Property and business owners in Coralville, meanwhile, wait and some worry. Steve Pajunen, owner of Zephyr Printing & Design, 411 Second St. in Coralville, took a six-figure hit during 2008 when he lost many of his major copiers and other equipment in the flood.

Now he has a storage facility in Iowa City where he can take his equipment if needed.

“It’s a matter of when. To pull that trigger is a very big event and it’s not, for them to take my machines apart it’s free, but it’s the loss of revenue and what it does to our customers and their work and things like that. I don’t think I can recoup that from insurance,” he said.

While Coralville should be commended for its flood recovery work and planning, Mr. Pajunen said he wished some authority figure would act as the go-to person for high-water warnings.

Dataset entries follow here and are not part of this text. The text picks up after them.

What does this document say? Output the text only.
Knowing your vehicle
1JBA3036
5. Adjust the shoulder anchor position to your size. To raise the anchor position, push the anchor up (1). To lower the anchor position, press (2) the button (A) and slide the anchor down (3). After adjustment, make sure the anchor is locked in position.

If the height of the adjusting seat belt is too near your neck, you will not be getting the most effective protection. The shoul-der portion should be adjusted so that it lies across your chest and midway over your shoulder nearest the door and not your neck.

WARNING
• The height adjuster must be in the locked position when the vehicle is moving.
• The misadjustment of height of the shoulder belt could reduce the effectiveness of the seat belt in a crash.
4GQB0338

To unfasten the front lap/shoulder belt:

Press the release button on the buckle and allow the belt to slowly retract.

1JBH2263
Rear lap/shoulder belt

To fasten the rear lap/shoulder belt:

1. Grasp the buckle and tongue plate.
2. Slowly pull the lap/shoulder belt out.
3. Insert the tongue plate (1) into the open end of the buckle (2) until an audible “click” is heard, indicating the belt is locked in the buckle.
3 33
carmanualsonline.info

“It would be nice if somebody from the government said, ‘We’re really concerned, it might happen.’ Even the probability, somebody raise their hand,” he said. “There really isn’t one central person that all of us look to or can turn to for an answer. It still reminds me of two years ago when I was calling friends at city public works and the police department and they were coming and saying, ‘You know here’s the best I can tell you.’”

Mr. Pajunen often takes trips to the Coralville Reservoir to check the water levels himself.

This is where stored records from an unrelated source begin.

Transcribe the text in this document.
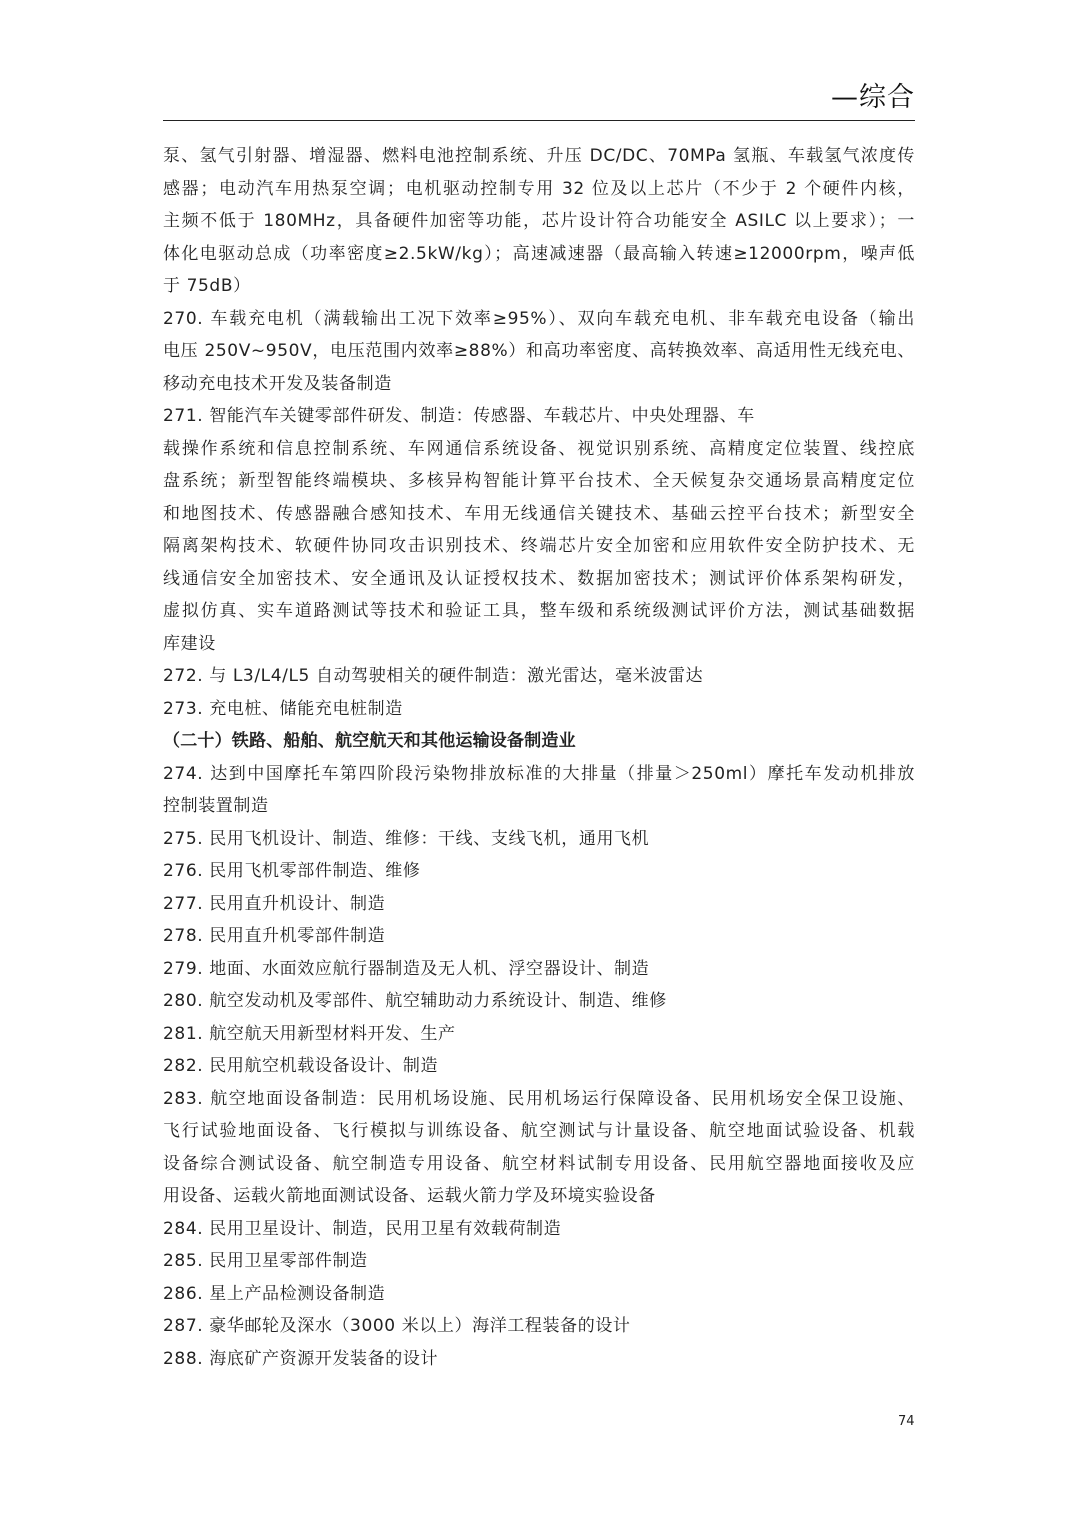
—综合
泵、氢气引射器、增湿器、燃料电池控制系统、升压 DC/DC、70MPa 氢瓶、车载氢气浓度传
感器；电动汽车用热泵空调；电机驱动控制专用 32 位及以上芯片（不少于 2 个硬件内核，
主频不低于 180MHz，具备硬件加密等功能，芯片设计符合功能安全 ASILC 以上要求）；一
体化电驱动总成（功率密度≥2.5kW/kg）；高速减速器（最高输入转速≥12000rpm，噪声低
于 75dB）
270. 车载充电机（满载输出工况下效率≥95%）、双向车载充电机、非车载充电设备（输出
电压 250V~950V，电压范围内效率≥88%）和高功率密度、高转换效率、高适用性无线充电、
移动充电技术开发及装备制造
271. 智能汽车关键零部件研发、制造：传感器、车载芯片、中央处理器、车
载操作系统和信息控制系统、车网通信系统设备、视觉识别系统、高精度定位装置、线控底
盘系统；新型智能终端模块、多核异构智能计算平台技术、全天候复杂交通场景高精度定位
和地图技术、传感器融合感知技术、车用无线通信关键技术、基础云控平台技术；新型安全
隔离架构技术、软硬件协同攻击识别技术、终端芯片安全加密和应用软件安全防护技术、无
线通信安全加密技术、安全通讯及认证授权技术、数据加密技术；测试评价体系架构研发，
虚拟仿真、实车道路测试等技术和验证工具，整车级和系统级测试评价方法，测试基础数据
库建设
272. 与 L3/L4/L5 自动驾驶相关的硬件制造：激光雷达，毫米波雷达
273. 充电桩、储能充电桩制造
（二十）铁路、船舶、航空航天和其他运输设备制造业
274. 达到中国摩托车第四阶段污染物排放标准的大排量（排量＞250ml）摩托车发动机排放
控制装置制造
275. 民用飞机设计、制造、维修：干线、支线飞机，通用飞机
276. 民用飞机零部件制造、维修
277. 民用直升机设计、制造
278. 民用直升机零部件制造
279. 地面、水面效应航行器制造及无人机、浮空器设计、制造
280. 航空发动机及零部件、航空辅助动力系统设计、制造、维修
281. 航空航天用新型材料开发、生产
282. 民用航空机载设备设计、制造
283. 航空地面设备制造：民用机场设施、民用机场运行保障设备、民用机场安全保卫设施、
飞行试验地面设备、飞行模拟与训练设备、航空测试与计量设备、航空地面试验设备、机载
设备综合测试设备、航空制造专用设备、航空材料试制专用设备、民用航空器地面接收及应
用设备、运载火箭地面测试设备、运载火箭力学及环境实验设备
284. 民用卫星设计、制造，民用卫星有效载荷制造
285. 民用卫星零部件制造
286. 星上产品检测设备制造
287. 豪华邮轮及深水（3000 米以上）海洋工程装备的设计
288. 海底矿产资源开发装备的设计
74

“I’ll take my kids out there, we’ll get an ice cream cone and look at it just for psychological reasons or what have you,” he said. “We’ve done that about a dozen times already this summer. It’s just my way of literally keeping an eye on things. It may be a little therapeutic, but it’s also fun for the kids to run around.”

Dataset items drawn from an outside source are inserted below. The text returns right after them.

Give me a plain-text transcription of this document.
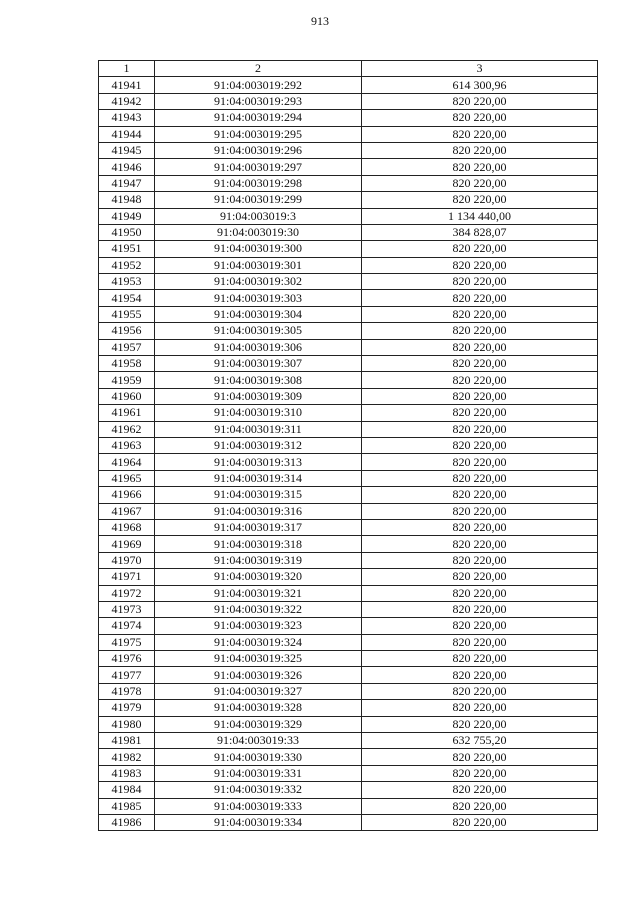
913
1	2	3
41941	91:04:003019:292	614 300,96
41942	91:04:003019:293	820 220,00
41943	91:04:003019:294	820 220,00
41944	91:04:003019:295	820 220,00
41945	91:04:003019:296	820 220,00
41946	91:04:003019:297	820 220,00
41947	91:04:003019:298	820 220,00
41948	91:04:003019:299	820 220,00
41949	91:04:003019:3	1 134 440,00
41950	91:04:003019:30	384 828,07
41951	91:04:003019:300	820 220,00
41952	91:04:003019:301	820 220,00
41953	91:04:003019:302	820 220,00
41954	91:04:003019:303	820 220,00
41955	91:04:003019:304	820 220,00
41956	91:04:003019:305	820 220,00
41957	91:04:003019:306	820 220,00
41958	91:04:003019:307	820 220,00
41959	91:04:003019:308	820 220,00
41960	91:04:003019:309	820 220,00
41961	91:04:003019:310	820 220,00
41962	91:04:003019:311	820 220,00
41963	91:04:003019:312	820 220,00
41964	91:04:003019:313	820 220,00
41965	91:04:003019:314	820 220,00
41966	91:04:003019:315	820 220,00
41967	91:04:003019:316	820 220,00
41968	91:04:003019:317	820 220,00
41969	91:04:003019:318	820 220,00
41970	91:04:003019:319	820 220,00
41971	91:04:003019:320	820 220,00
41972	91:04:003019:321	820 220,00
41973	91:04:003019:322	820 220,00
41974	91:04:003019:323	820 220,00
41975	91:04:003019:324	820 220,00
41976	91:04:003019:325	820 220,00
41977	91:04:003019:326	820 220,00
41978	91:04:003019:327	820 220,00
41979	91:04:003019:328	820 220,00
41980	91:04:003019:329	820 220,00
41981	91:04:003019:33	632 755,20
41982	91:04:003019:330	820 220,00
41983	91:04:003019:331	820 220,00
41984	91:04:003019:332	820 220,00
41985	91:04:003019:333	820 220,00
41986	91:04:003019:334	820 220,00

He’s not the only one making the trip. Maja Hunt, co-owner of Every Bloomin’ Thing, 2 Rocky Shore Dr., Iowa City, also drives up to the reservoir.

“I was out there last night, and the water just doesn’t seem as high, and it doesn’t seem as stressful to me as it did two years ago,” she said. “So I think the fear of flooding again this year, I don’t think it was as great as it was two years ago.”

When the business recovered after the flood, it put as much equipment on wheels as possible for a quick evacuation and placed wiring and other infrastructure high in case it floods again. They have no other plans in place to deal with a flood, Ms. Hunt said.

“We haven’t discussed it,” she said. “I think we all try to block it out, but I drive by the river every day and go up to the (reservoir), and it just seems to me that it’s not as much of a threat as it was two years ago.”

Across the street at the Wig & Pen Pizza Pub, it’s also a wait-and-see situation.

“We’re just keeping an eye on it. There’s nothing much we can do. We’ll just play it by ear,” said Dick Querry, owner of the restaurant.

After the 2008 flood, Mr. Querry was ordered by the federal government to install a flood wall around his business.

“We’re protected up to 4 feet, so in 1993 we would not have been flooded,” he said. “In ’08, of course it was way up there, but all you can do is keep an eye on it and hope for the best. I think it’s going to be OK, but it just depends on what comes down the river in the next week.”

Dave Sondag, owner of Dave’s Barber Shop, 216 First Ave., was also flooded out in 2008. He said he has no plans for dealing with a potential flood if it happens.

“We haven’t talked about it or anything,” he said.

He said he will wait for word from authorities to know when to evacuate, if necessary.

“Last time we were told to get out. They told us they were turning the power off and said we had to get out,” he said.

Nearby, at Monica’s Italian Bistro, 303 Second St., owner Randy Larson said he isn’t concerned about flooding. The building flooded in 2008, when it was Slugger’s. He said he has flood insurance, which has alleviated some of the concern.

“The tragedy for those in the 500-year floodplain was not knowing they needed insurance. Now we know,” he stated in an e-mail. “For about $2,000 a year we’re safe, except for lost profit, but I don’t know anybody who’s making much of a profit in this economy anyway.”